The most confusing aspect of analyzing algorithms probably centers around the logarithm. We have laready seen that some divide-and-conquer algorithms will run in O(N log N) time. Besides divide-and-conquer algorithms , the most frequent appearance of logarithms centers around the following general rule. An algorithm is O(log N) if it takes constant (O(1)) time to cut the problem size by a fraction ( which is usually 1/2). On the other hand , if constant time is required to merely reduce the problem by a constant amount ( such as to make the problem smaller by 1 ) , then the algorithm is O(N).

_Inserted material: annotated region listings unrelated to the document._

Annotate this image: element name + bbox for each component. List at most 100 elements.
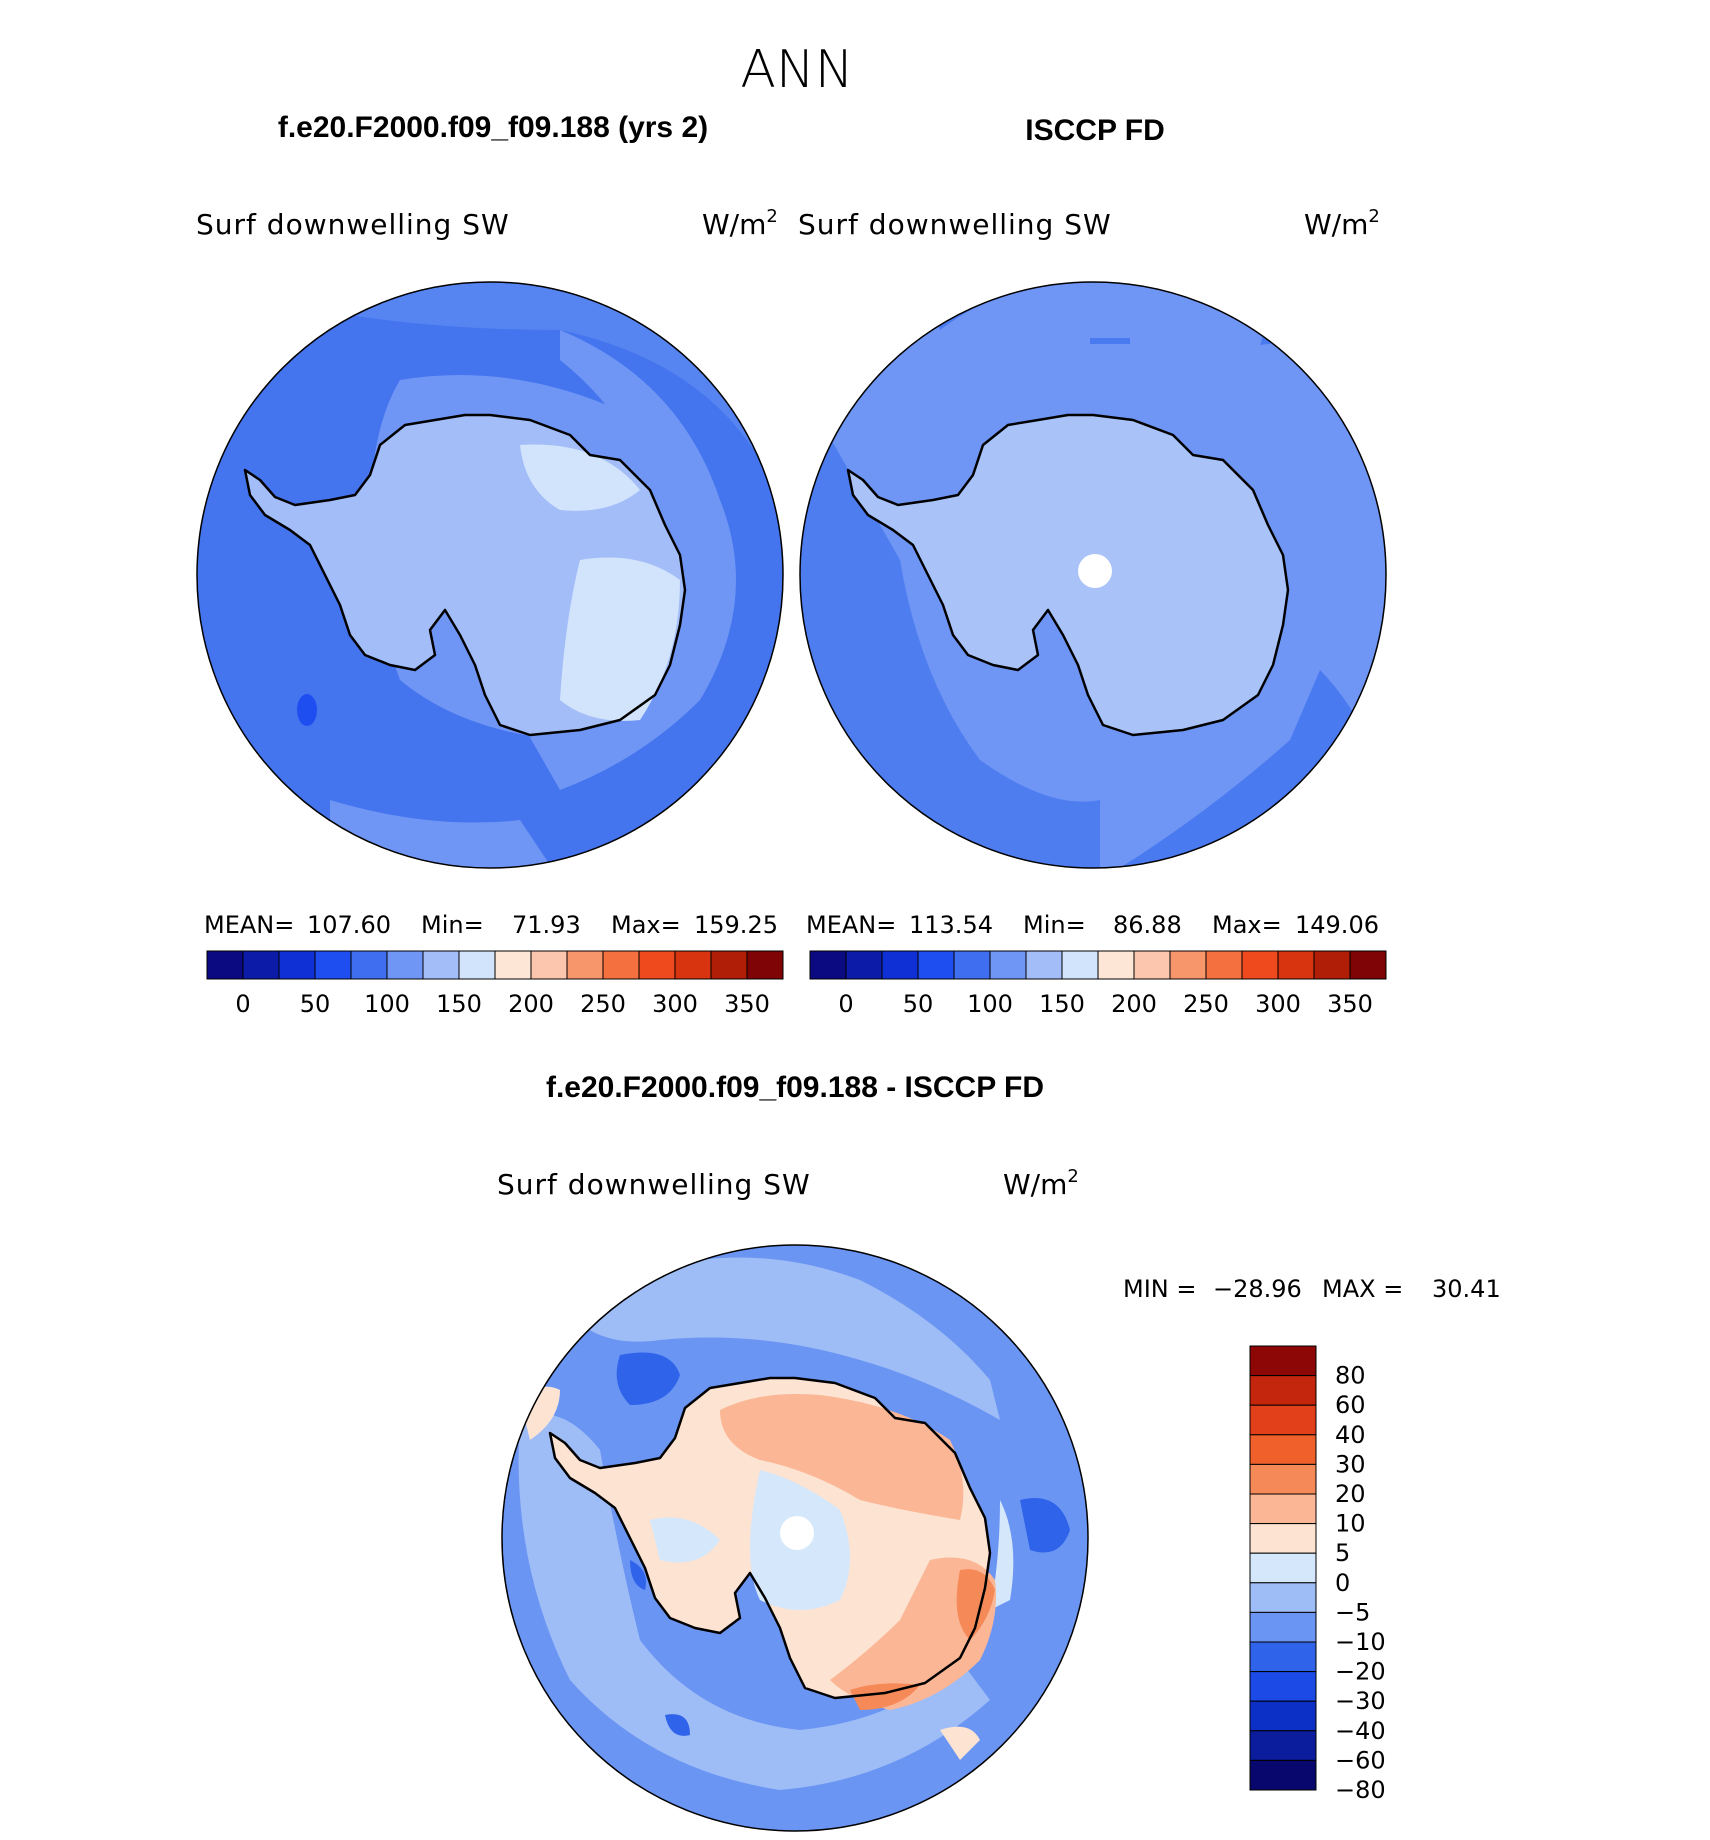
- panel-diff-max: 30.41: [1432, 1275, 1501, 1303]
- colorbar-tick-label: 100: [364, 990, 410, 1018]
- colorbar-swatch: [1249, 1552, 1317, 1584]
- colorbar-tick-label: 0: [235, 990, 250, 1018]
- colorbar-tick-label: 150: [436, 990, 482, 1018]
- panel-model: f.e20.F2000.f09_f09.188 (yrs 2) Surf dow…: [196, 111, 784, 1018]
- colorbar-swatch: [1249, 1611, 1317, 1643]
- colorbar-tick-label: −80: [1335, 1776, 1386, 1804]
- panel-obs-max-label: Max=: [1212, 911, 1282, 939]
- panel-diff-min: −28.96: [1213, 1275, 1302, 1303]
- colorbar-tick-label: 0: [1335, 1569, 1350, 1597]
- colorbar-tick-label: 200: [1111, 990, 1157, 1018]
- colorbar-swatch: [1241, 950, 1279, 980]
- panel-model-units-base: W/m: [702, 208, 766, 241]
- panel-model-mean-label: MEAN=: [204, 911, 294, 939]
- colorbar-tick-label: 250: [1183, 990, 1229, 1018]
- colorbar-swatch: [1249, 1345, 1317, 1377]
- colorbar-swatch: [1249, 1493, 1317, 1525]
- colorbar-swatch: [1249, 1700, 1317, 1732]
- colorbar-tick-label: 250: [580, 990, 626, 1018]
- colorbar-swatch: [1249, 1523, 1317, 1554]
- panel-model-units: W/m2: [702, 206, 778, 241]
- panel-obs-variable: Surf downwelling SW: [798, 208, 1112, 241]
- colorbar-swatch: [206, 950, 244, 980]
- colorbar-swatch: [1249, 1375, 1317, 1406]
- colorbar-swatch: [989, 950, 1027, 980]
- panel-diff-units: W/m2: [1003, 1166, 1079, 1201]
- colorbar-swatch: [242, 950, 280, 980]
- panel-obs-min-label: Min=: [1023, 911, 1086, 939]
- colorbar-tick-label: −60: [1335, 1746, 1386, 1774]
- colorbar-tick-label: 150: [1039, 990, 1085, 1018]
- panel-model-stats: MEAN= 107.60 Min= 71.93 Max= 159.25: [204, 911, 778, 939]
- colorbar-model: [206, 950, 784, 980]
- colorbar-tick-label: 350: [724, 990, 770, 1018]
- colorbar-swatch: [746, 950, 784, 980]
- colorbar-swatch: [1169, 950, 1207, 980]
- colorbar-swatch: [710, 950, 748, 980]
- colorbar-swatch: [350, 950, 388, 980]
- colorbar-tick-label: 80: [1335, 1362, 1366, 1390]
- colorbar-swatch: [917, 950, 955, 980]
- page-title: ANN: [740, 40, 853, 100]
- colorbar-swatch: [1313, 950, 1351, 980]
- colorbar-swatch: [1025, 950, 1063, 980]
- panel-obs-min: 86.88: [1113, 911, 1182, 939]
- panel-obs-units: W/m2: [1304, 206, 1380, 241]
- colorbar-tick-label: 5: [1335, 1539, 1350, 1567]
- panel-obs-max: 149.06: [1295, 911, 1379, 939]
- colorbar-swatch: [881, 950, 919, 980]
- colorbar-swatch: [1061, 950, 1099, 980]
- colorbar-tick-label: −40: [1335, 1717, 1386, 1745]
- colorbar-tick-label: 30: [1335, 1450, 1366, 1478]
- panel-diff-variable: Surf downwelling SW: [497, 1168, 811, 1201]
- colorbar-swatch: [638, 950, 676, 980]
- colorbar-swatch: [386, 950, 424, 980]
- panel-model-units-exp: 2: [766, 206, 777, 227]
- colorbar-swatch: [809, 950, 847, 980]
- panel-diff-min-label: MIN =: [1123, 1275, 1196, 1303]
- colorbar-swatch: [953, 950, 991, 980]
- colorbar-tick-label: 10: [1335, 1510, 1366, 1538]
- colorbar-swatch: [1349, 950, 1387, 980]
- colorbar-swatch: [422, 950, 460, 980]
- panel-model-min: 71.93: [512, 911, 581, 939]
- colorbar-swatch: [1249, 1759, 1317, 1791]
- colorbar-tick-label: 50: [903, 990, 934, 1018]
- colorbar-swatch: [845, 950, 883, 980]
- panel-obs-stats: MEAN= 113.54 Min= 86.88 Max= 149.06: [806, 911, 1379, 939]
- colorbar-tick-label: −5: [1335, 1598, 1370, 1626]
- panel-model-variable: Surf downwelling SW: [196, 208, 510, 241]
- colorbar-diff: [1249, 1345, 1317, 1791]
- panel-diff-units-exp: 2: [1067, 1166, 1078, 1187]
- colorbar-swatch: [1249, 1671, 1317, 1702]
- colorbar-swatch: [278, 950, 316, 980]
- panel-diff-max-label: MAX =: [1322, 1275, 1403, 1303]
- panel-model-max: 159.25: [694, 911, 778, 939]
- panel-obs-mean-label: MEAN=: [806, 911, 896, 939]
- colorbar-tick-label: 0: [838, 990, 853, 1018]
- colorbar-swatch: [602, 950, 640, 980]
- colorbar-swatch: [1249, 1404, 1317, 1436]
- panel-diff-title: f.e20.F2000.f09_f09.188 - ISCCP FD: [546, 1071, 1044, 1104]
- colorbar-tick-label: 300: [1255, 990, 1301, 1018]
- colorbar-swatch: [1097, 950, 1135, 980]
- panel-model-mean: 107.60: [307, 911, 391, 939]
- colorbar-obs-ticks: 0 50 100 150 200 250 300 350: [838, 990, 1373, 1018]
- colorbar-swatch: [1249, 1463, 1317, 1495]
- panel-model-title: f.e20.F2000.f09_f09.188 (yrs 2): [278, 111, 708, 144]
- panel-diff-units-base: W/m: [1003, 1168, 1067, 1201]
- panel-obs-title: ISCCP FD: [1025, 114, 1164, 147]
- colorbar-obs: [809, 950, 1387, 980]
- polar-map-diff: [502, 1245, 1088, 1831]
- panel-model-min-label: Min=: [421, 911, 484, 939]
- panel-diff-minmax: MIN = −28.96 MAX = 30.41: [1123, 1275, 1501, 1303]
- colorbar-tick-label: −30: [1335, 1687, 1386, 1715]
- colorbar-swatch: [530, 950, 568, 980]
- colorbar-tick-label: 200: [508, 990, 554, 1018]
- colorbar-swatch: [314, 950, 352, 980]
- colorbar-swatch: [458, 950, 496, 980]
- panel-obs-mean: 113.54: [909, 911, 993, 939]
- colorbar-swatch: [566, 950, 604, 980]
- colorbar-swatch: [1249, 1582, 1317, 1613]
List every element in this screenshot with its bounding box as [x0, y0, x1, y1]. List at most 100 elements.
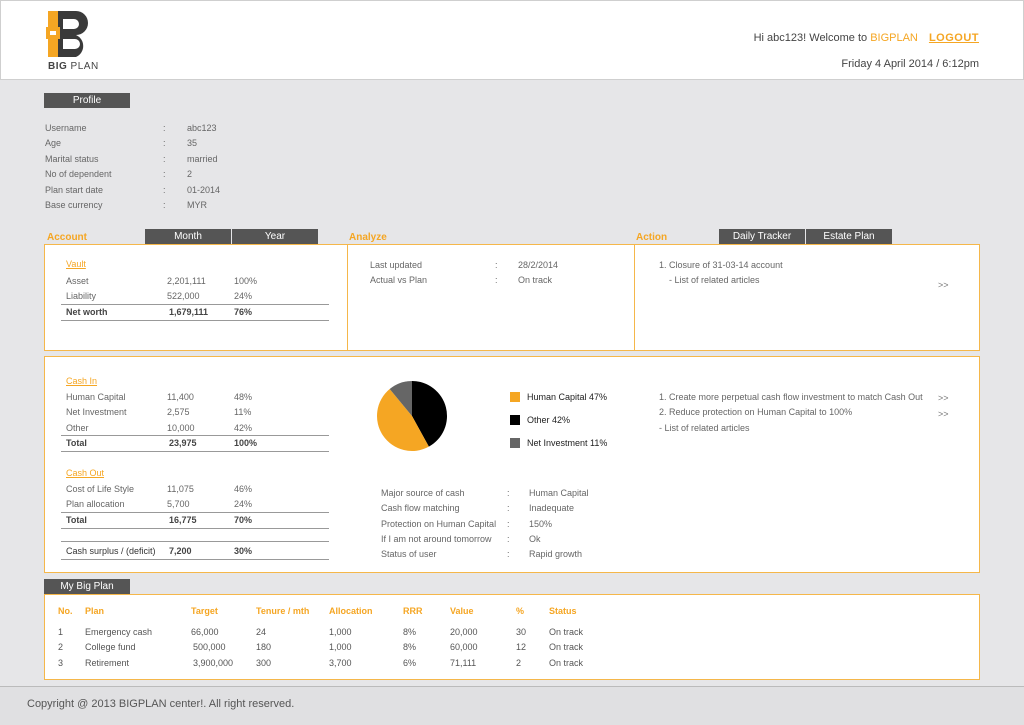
analysis-value: Human Capital	[529, 488, 589, 498]
total-pct: 70%	[234, 514, 253, 525]
plan-column-header: Tenure / mth	[256, 606, 310, 616]
tab-estate-plan[interactable]: Estate Plan	[806, 229, 892, 244]
profile-label: No of dependent	[45, 169, 112, 180]
plan-cell: 3	[58, 657, 64, 668]
colon-separator: :	[163, 153, 166, 164]
plan-column-header: No.	[58, 606, 73, 616]
plan-cell: 3,700	[329, 657, 352, 668]
divider	[61, 527, 329, 529]
row-amount: 11,075	[167, 484, 194, 494]
action-item: 1. Create more perpetual cash flow inves…	[659, 392, 923, 402]
colon-separator: :	[507, 533, 510, 544]
logout-link[interactable]: LOGOUT	[928, 32, 979, 44]
row-label: Net Investment	[66, 407, 127, 418]
total-amount: 1,679,111	[169, 306, 209, 317]
row-pct: 48%	[234, 392, 253, 402]
tab-profile[interactable]: Profile	[44, 93, 130, 108]
related-articles-link[interactable]: - List of related articles	[669, 275, 760, 285]
panel-divider	[634, 245, 635, 350]
footer: Copyright @ 2013 BIGPLAN center!. All ri…	[0, 686, 1024, 725]
surplus-amount: 7,200	[169, 546, 192, 556]
related-articles-link[interactable]: - List of related articles	[659, 423, 750, 433]
analyze-value: 28/2/2014	[518, 260, 559, 270]
plan-column-header: Value	[450, 606, 474, 616]
logo-text: BIG PLAN	[48, 61, 99, 72]
plan-column-header: Plan	[85, 606, 105, 616]
colon-separator: :	[507, 503, 510, 514]
plan-cell: 71,111	[450, 657, 477, 668]
colon-separator: :	[495, 260, 498, 270]
row-amount: 10,000	[167, 422, 195, 433]
action-item: 2. Reduce protection on Human Capital to…	[659, 407, 853, 417]
total-label: Total	[66, 514, 87, 525]
plan-cell: 12	[516, 642, 527, 653]
welcome-message: Hi abc123! Welcome to BIGPLAN LOGOUT	[754, 32, 979, 44]
divider	[61, 450, 329, 452]
plan-cell: 2	[516, 657, 522, 668]
total-pct: 100%	[234, 437, 258, 448]
colon-separator: :	[163, 123, 166, 133]
analyze-label: Last updated	[370, 260, 423, 270]
tab-year[interactable]: Year	[232, 229, 318, 244]
profile-value: abc123	[187, 123, 217, 133]
colon-separator: :	[163, 138, 166, 149]
tab-daily-tracker[interactable]: Daily Tracker	[719, 229, 805, 244]
expand-arrow-icon[interactable]: >>	[938, 409, 949, 419]
colon-separator: :	[507, 488, 510, 498]
row-amount: 522,000	[167, 291, 200, 302]
tab-month[interactable]: Month	[145, 229, 231, 244]
plan-cell: 3,900,000	[193, 657, 234, 668]
legend-label: Net Investment 11%	[527, 438, 608, 448]
analysis-value: Ok	[529, 533, 541, 544]
analysis-value: Inadequate	[529, 503, 575, 514]
total-amount: 23,975	[169, 437, 197, 448]
panel-divider	[347, 245, 348, 350]
tab-my-big-plan[interactable]: My Big Plan	[44, 579, 130, 594]
expand-arrow-icon[interactable]: >>	[938, 280, 949, 290]
row-pct: 11%	[234, 407, 252, 418]
expand-arrow-icon[interactable]: >>	[938, 393, 949, 403]
profile-label: Username	[45, 123, 87, 133]
row-label: Human Capital	[66, 392, 126, 402]
plan-cell: 1,000	[329, 642, 352, 653]
bigplan-logo-icon[interactable]	[46, 9, 98, 59]
row-label: Asset	[66, 276, 89, 286]
analysis-label: Status of user	[381, 549, 437, 560]
plan-cell: 180	[256, 642, 272, 653]
analysis-value: 150%	[529, 518, 553, 529]
vault-title[interactable]: Vault	[66, 259, 86, 269]
analysis-label: If I am not around tomorrow	[381, 533, 492, 544]
row-pct: 100%	[234, 276, 258, 286]
analysis-label: Cash flow matching	[381, 503, 460, 514]
plan-cell: 300	[256, 657, 272, 668]
colon-separator: :	[163, 169, 166, 180]
section-action-label: Action	[636, 232, 668, 243]
colon-separator: :	[163, 184, 166, 195]
cash-in-title[interactable]: Cash In	[66, 376, 98, 386]
colon-separator: :	[163, 200, 166, 210]
divider	[61, 303, 329, 305]
divider	[61, 559, 329, 560]
plan-column-header: Status	[549, 606, 577, 616]
divider	[61, 319, 329, 321]
logo-text-rest: PLAN	[67, 61, 99, 72]
row-pct: 42%	[234, 422, 253, 433]
divider	[61, 541, 329, 542]
analysis-label: Protection on Human Capital	[381, 518, 497, 529]
plan-cell: 30	[516, 627, 527, 637]
cash-out-title[interactable]: Cash Out	[66, 468, 105, 478]
plan-cell: 2	[58, 642, 64, 653]
row-pct: 46%	[234, 484, 253, 494]
colon-separator: :	[507, 549, 510, 560]
row-amount: 2,201,111	[167, 276, 206, 286]
plan-column-header: RRR	[403, 606, 423, 616]
plan-cell: Emergency cash	[85, 627, 153, 637]
row-label: Liability	[66, 291, 97, 302]
account-panel: Vault Asset 2,201,111 100% Liability 522,000…	[44, 244, 980, 351]
total-pct: 76%	[234, 306, 253, 317]
big-plan-panel: No. Plan Target Tenure / mth Allocation RRR Va…	[44, 594, 980, 680]
legend-swatch	[510, 415, 520, 425]
cash-in-pie-chart	[377, 381, 447, 451]
divider	[61, 511, 329, 513]
plan-cell: 8%	[403, 642, 417, 653]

It should be obvious that only special kinds of problems can be O(log N). For instance , if the input is a list of N numbers , an algorithm must take Ω(N) merely to read the input in .Thus , when we talk about O(log N) algorithms for these kinds of problems , we usually presume that the input is preread.
Once an analysis has been performed , it is desirable to see if the answer is correct and as good as possible. One way to do this is to code up the program and see if the empirically observed running time matches the running time predicted by the analysis. When N doubles , the running time goes up by a factor of 2 for linear programs , 4 for quadratic program , and 8 for cubic programs. Programs that run in logarithmic time take only an additive constant longer when N doubles , and programs that run in O(N log N) take slightly more than twice as long to run under the same circumstances. These increases can be hard to spot if the lower-order terms have relatively large coefficients and N is not large enough. An example is the jump form N=10 to N=100 in the running time for the various implementations of the maximum subsequence sum problem. It also can be very difficult to differentiate linear programs from O(N log N) programs purely on empirical evidence.
Lastly , this book mainly talks about data structure , algorithm analysis , coding data structure in java language and some exercise that can strenghten your basic subjects in data structure.